Below are some signs that your child might have poor thumb opposition:
- Poor hand strength
- Lack of an open web space (area between thumb and index finger) when using writing utensils or when picking up objects
- Underdeveloped arches of the hand
- Difficulty performing age-appropriate fine motor tasks (i.e. beading, zipping, buttons, lacing, etc)
Now that you know the signs, here are 5 activities to work on strength and mobility of the thumb for optimal opposition. These activities can all be completed in the comfort of your own home. Try to incorporate at least one activity into your daily play routine. Remember that practice and play is the best way for kids to learn and grow.
1. Tweezer Games
Tweezer games are great to help develop hand strength, arches of the hand, and encourage an open web space as the child plays. Make sure that the child uses the fingertips with the thumb opposed during the activity. There are plenty of games that use tweezers such as Avalanche-Fruit Stand, Bed Bugs, Operation, and Giggle Wiggle. You can also sort pom-poms or cotton balls and place them into their own containers and tubes.
2. Squeezing activities
Squeezing games and activities will help to develop strength in the child’s hands, develop arches of the hand, and improve an open web space by placing the thumb in opposition, as the child squeezes the object. Games such as Froggy Feeding Fun and ball poppers are great squeezing games. You can also use plastic bottles, such as glue, condiment containers, and shampoo bottles to work on squeezing.
3. Eye droppers
Small eye droppers are great to isolate the index finger and thumb, which will work on creating an opened web space. Kid science boxes can be a fun purchase to use eye droppers with. You can make this tool even more kid friendly by creating a colorful art and science project. All you need is food coloring, water, and a coffee filter. Just mix the water and food coloring into a cup, and then drop different colors on the filter. The colors will blend and mix together. Once the child is finished, you can leave it the filter there to dry.
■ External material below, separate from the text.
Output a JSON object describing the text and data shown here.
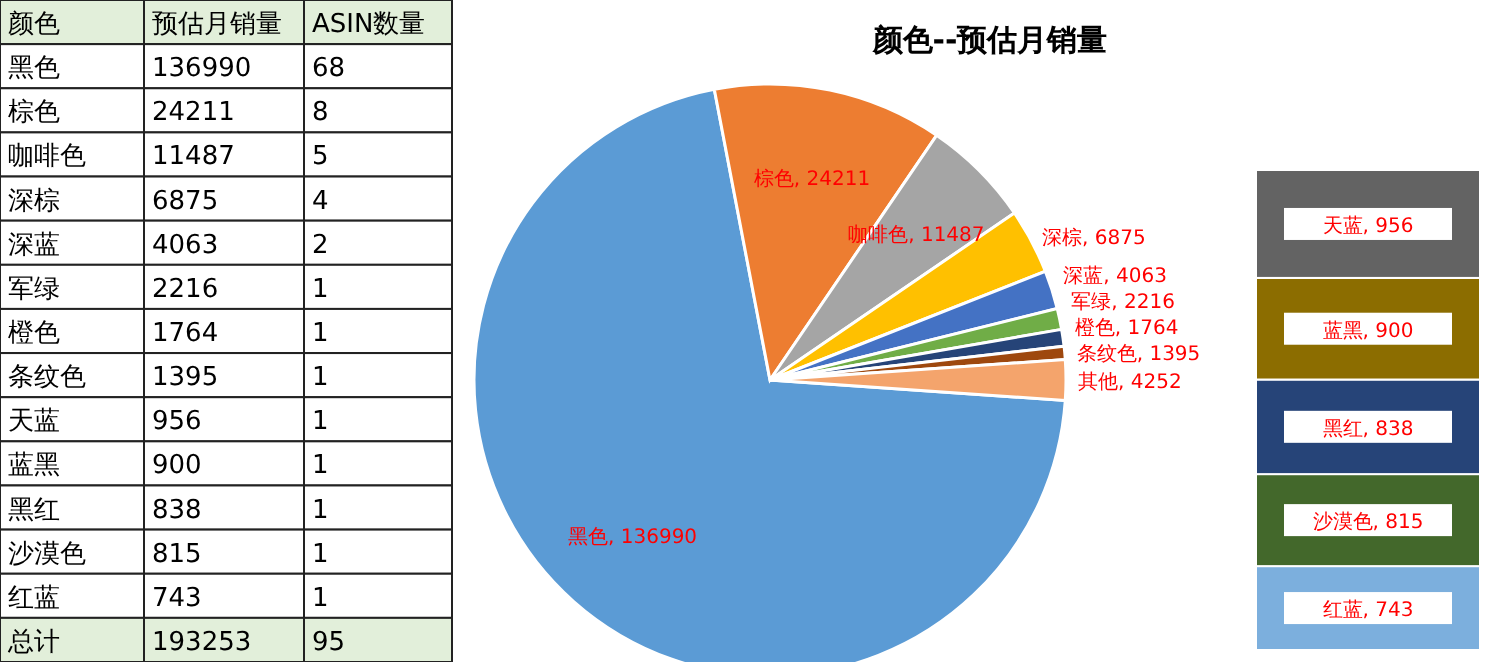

Clothespins are not just for hanging the clothes out to dry. Using clothespins through play also promotes hand strength, thumb stability and opposition. When a child has hands that are weak, they may compensate their grasp pattern by using the side of the index finger and side of the thumb to squeeze the clothespin open. Encourage the child to use the tips of the long finger, index finger and thumb (pinch fingers) to squeeze the clothespin. The best part, clothespins are highly versatile. You can paint the clothespins or write numbers on them and then have the child match the clothespin on a card, paper plate, a ruler or paint stick. You could also have the child place the clothespin on, you guessed it, clothes.
This is always my favorite activity. Play-Doh is naturally resistive to pull, squish, roll, and twist. There are tons of dough tools that a child can hold and push the dough through with the thumbs. If you don’t own dough tools, that is not a problem. Have the child try to roll the dough into a small ball or snake. From there, have the child smoosh the dough using the pinch fingers. You can also have the child roll big, golf ball size, balls and then have them squeeze the dough into the palm, with the thumb crossed over top of the fingers. This will work on strengthening the whole hand, and promote thumb mobility and stability needed for opposition.
*Remember, the activities above are suggestions on how to improve thumb opposition and should not be used in place your child’s actual occupational therapy services. Be sure to talk to your child’s occupational therapist to ensure that these activities are safe and appropriate for your child’s current skills and abilities.